Aaron Altman J.D./MBA ’24 and Alex Bogdon ’23 also said they were impressed after finally getting the chance to sit in an in-person class.
“There’s definitely more of an energy to it that doesn’t come through via Zoom and on video,” Altman says. “It’s crazy — it feels like the first real law school class, even though we already finished 1L year.”
Deguzman, who is originally from North Carolina but stayed in Berkeley once classes went virtual, says it wasn’t as strange as she expected it to be to meet people in real life for the first time.
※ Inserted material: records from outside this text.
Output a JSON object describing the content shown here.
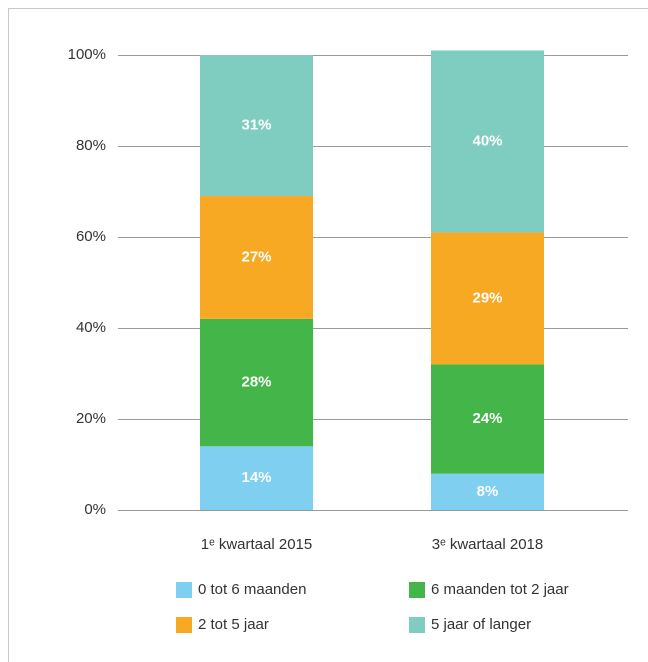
{
  "chart_data": {
    "type": "stacked-bar",
    "categories": [
      "1ᵉ kwartaal 2015",
      "3ᵉ kwartaal 2018"
    ],
    "series": [
      {
        "name": "0 tot 6 maanden",
        "color": "#7fcff1",
        "values": [
          14,
          8
        ],
        "value_labels": [
          "14%",
          "8%"
        ]
      },
      {
        "name": "6 maanden tot 2 jaar",
        "color": "#44b649",
        "values": [
          28,
          24
        ],
        "value_labels": [
          "28%",
          "24%"
        ]
      },
      {
        "name": "2 tot 5 jaar",
        "color": "#f8a923",
        "values": [
          27,
          29
        ],
        "value_labels": [
          "27%",
          "29%"
        ]
      },
      {
        "name": "5 jaar of langer",
        "color": "#7fcdc1",
        "values": [
          31,
          40
        ],
        "value_labels": [
          "31%",
          "40%"
        ]
      }
    ],
    "ylim": [
      0,
      100
    ],
    "yticks": [
      {
        "value": 0,
        "label": "0%"
      },
      {
        "value": 20,
        "label": "20%"
      },
      {
        "value": 40,
        "label": "40%"
      },
      {
        "value": 60,
        "label": "60%"
      },
      {
        "value": 80,
        "label": "80%"
      },
      {
        "value": 100,
        "label": "100%"
      }
    ],
    "grid": true
  }
}
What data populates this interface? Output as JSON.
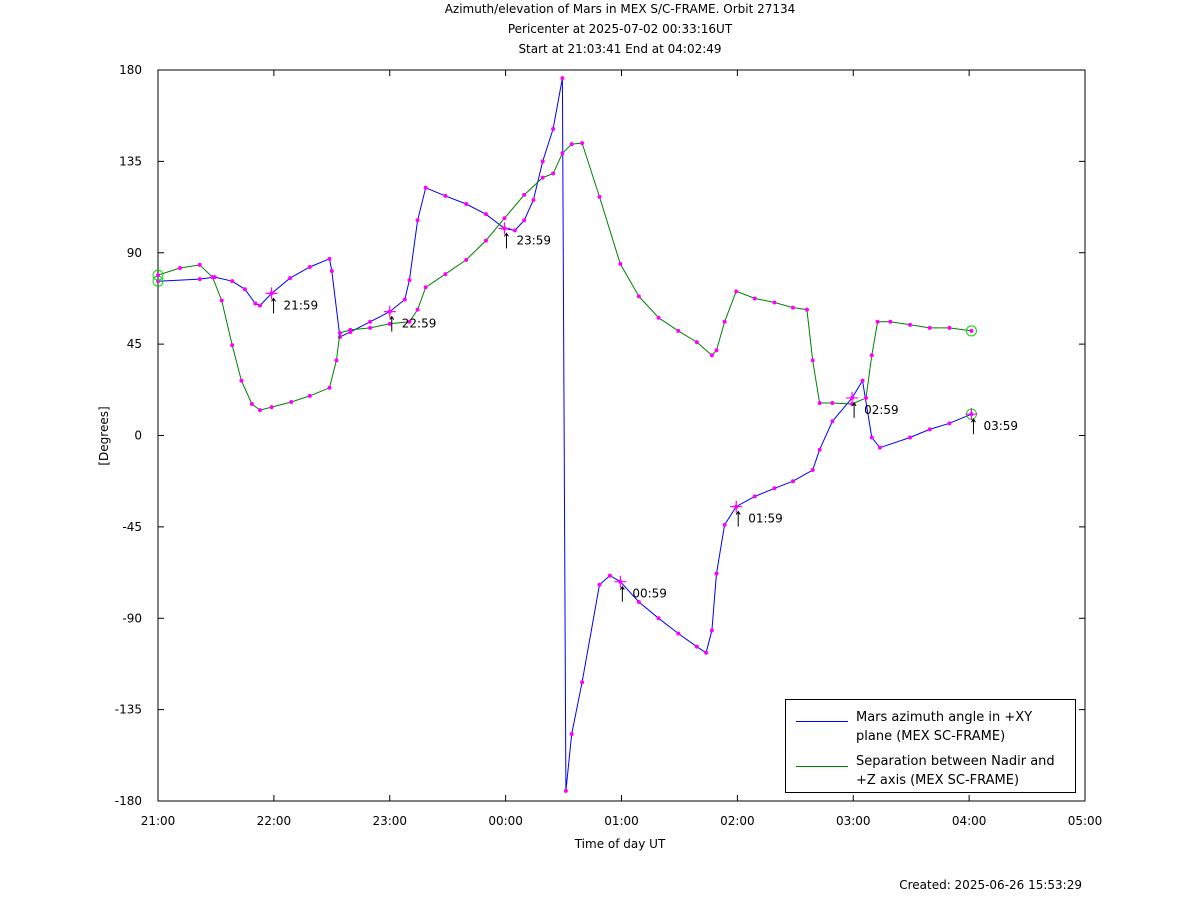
{
  "chart_data": {
    "type": "line",
    "title": "Azimuth/elevation of Mars in MEX S/C-FRAME.  Orbit 27134",
    "subtitle": [
      "Pericenter at 2025-07-02 00:33:16UT",
      "Start at 21:03:41 End at 04:02:49"
    ],
    "x_label": "Time of day UT",
    "y_label": "[Degrees]",
    "footer": "Created: 2025-06-26 15:53:29",
    "xlim": [
      21,
      29
    ],
    "xticks": [
      {
        "value": 21,
        "label": "21:00"
      },
      {
        "value": 22,
        "label": "22:00"
      },
      {
        "value": 23,
        "label": "23:00"
      },
      {
        "value": 24,
        "label": "00:00"
      },
      {
        "value": 25,
        "label": "01:00"
      },
      {
        "value": 26,
        "label": "02:00"
      },
      {
        "value": 27,
        "label": "03:00"
      },
      {
        "value": 28,
        "label": "04:00"
      },
      {
        "value": 29,
        "label": "05:00"
      }
    ],
    "ylim": [
      -180,
      180
    ],
    "yticks": [
      -180,
      -135,
      -90,
      -45,
      0,
      45,
      90,
      135,
      180
    ],
    "grid": false,
    "marker_color": "#ff00ff",
    "series": [
      {
        "name": "Mars azimuth angle in +XY plane (MEX SC-FRAME)",
        "color": "#0000ff",
        "x": [
          21.0,
          21.36,
          21.49,
          21.64,
          21.75,
          21.84,
          21.88,
          21.98,
          22.14,
          22.31,
          22.48,
          22.5,
          22.57,
          22.66,
          22.83,
          23.0,
          23.13,
          23.17,
          23.24,
          23.31,
          23.48,
          23.66,
          23.83,
          23.99,
          24.08,
          24.16,
          24.24,
          24.32,
          24.41,
          24.49,
          24.52,
          24.57,
          24.66,
          24.81,
          24.9,
          24.99,
          25.15,
          25.32,
          25.49,
          25.65,
          25.73,
          25.78,
          25.82,
          25.89,
          25.99,
          26.15,
          26.32,
          26.48,
          26.65,
          26.71,
          26.82,
          26.99,
          27.08,
          27.16,
          27.23,
          27.49,
          27.66,
          27.83,
          28.02
        ],
        "values": [
          76,
          77,
          78,
          76,
          72,
          65,
          64,
          70,
          77.5,
          83,
          87,
          81,
          48.5,
          51,
          56,
          61,
          67,
          76.5,
          106,
          122,
          118,
          114,
          109,
          102,
          101,
          106,
          116,
          135,
          151,
          176,
          -175,
          -147,
          -121.5,
          -73.5,
          -69,
          -72,
          -82,
          -90,
          -97.5,
          -104,
          -107,
          -96,
          -68,
          -44,
          -35,
          -30,
          -26,
          -22.5,
          -17,
          -7,
          7,
          18.5,
          27,
          -1,
          -6,
          -1,
          3,
          6,
          10.5
        ]
      },
      {
        "name": "Separation between Nadir and +Z axis (MEX SC-FRAME)",
        "color": "#008000",
        "x": [
          21.0,
          21.19,
          21.36,
          21.47,
          21.55,
          21.64,
          21.72,
          21.81,
          21.88,
          21.98,
          22.15,
          22.31,
          22.48,
          22.54,
          22.57,
          22.66,
          22.83,
          23.0,
          23.17,
          23.24,
          23.31,
          23.48,
          23.66,
          23.83,
          23.99,
          24.16,
          24.32,
          24.41,
          24.49,
          24.57,
          24.66,
          24.81,
          24.99,
          25.15,
          25.32,
          25.49,
          25.65,
          25.78,
          25.82,
          25.89,
          25.99,
          26.15,
          26.32,
          26.48,
          26.6,
          26.65,
          26.71,
          26.82,
          26.99,
          27.11,
          27.16,
          27.21,
          27.32,
          27.49,
          27.66,
          27.83,
          28.02
        ],
        "values": [
          79,
          82.5,
          84,
          78,
          66.5,
          44.5,
          27,
          15.5,
          12.5,
          14,
          16.5,
          19.5,
          23.5,
          37,
          50.5,
          52,
          53,
          55,
          56,
          62,
          73,
          79.5,
          86.5,
          96,
          107,
          118.5,
          127,
          129,
          139,
          143.5,
          144,
          117.5,
          84.5,
          68.5,
          58,
          51.5,
          46,
          39.5,
          42,
          56,
          71,
          67.5,
          65.5,
          63,
          62,
          37,
          16,
          16,
          15.5,
          18.5,
          39.5,
          56,
          56,
          54.5,
          53,
          53,
          51.5
        ]
      }
    ],
    "annotations": [
      {
        "text": "21:59",
        "x": 21.98,
        "y": 70
      },
      {
        "text": "22:59",
        "x": 23.0,
        "y": 61
      },
      {
        "text": "23:59",
        "x": 23.99,
        "y": 102
      },
      {
        "text": "00:59",
        "x": 24.99,
        "y": -72
      },
      {
        "text": "01:59",
        "x": 25.99,
        "y": -35
      },
      {
        "text": "02:59",
        "x": 26.99,
        "y": 18.5
      },
      {
        "text": "03:59",
        "x": 28.02,
        "y": 10.5
      }
    ]
  }
}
And while she admits she’ll miss the chance to sneak in a nap during the school day — one of the little luxuries of Zoom classes — the benefits of face-to-face camaraderie are more than worth it.
“My favorite part about Berkeley Law is the community, and I think our student body’s community-mindedness carried over into virtual instruction, at least to a certain extent, which helps make meeting in person feel familiar,” she says. “I’m most excited about the little moments that make law school fun, like being able to study with my friends throughout the day and gathering a crew to grab boba during the lunch hour.
“I’m looking forward to in-person interactions being natural again.”
After so many months building relationships virtually, Slaton is more than ready to pack everything she can into the rest of law school.
“My biggest ambition for this year is to meet everyone in the law building,” she says. “And do meaningful pro bono work that makes a difference.”
Brown is also looking forward to doing all the traditional activities that were canceled or virtual over the past 17 months, from the Barristers’ Ball to commencement, and even experiencing the affinity of sitting next to friends during a difficult cold call. For her, rebuilding the sense of community at the law school that she and her classmates experienced as 1Ls is a priority.
“I want everyone to feel connected and like they are truly supported by their peers,” she says.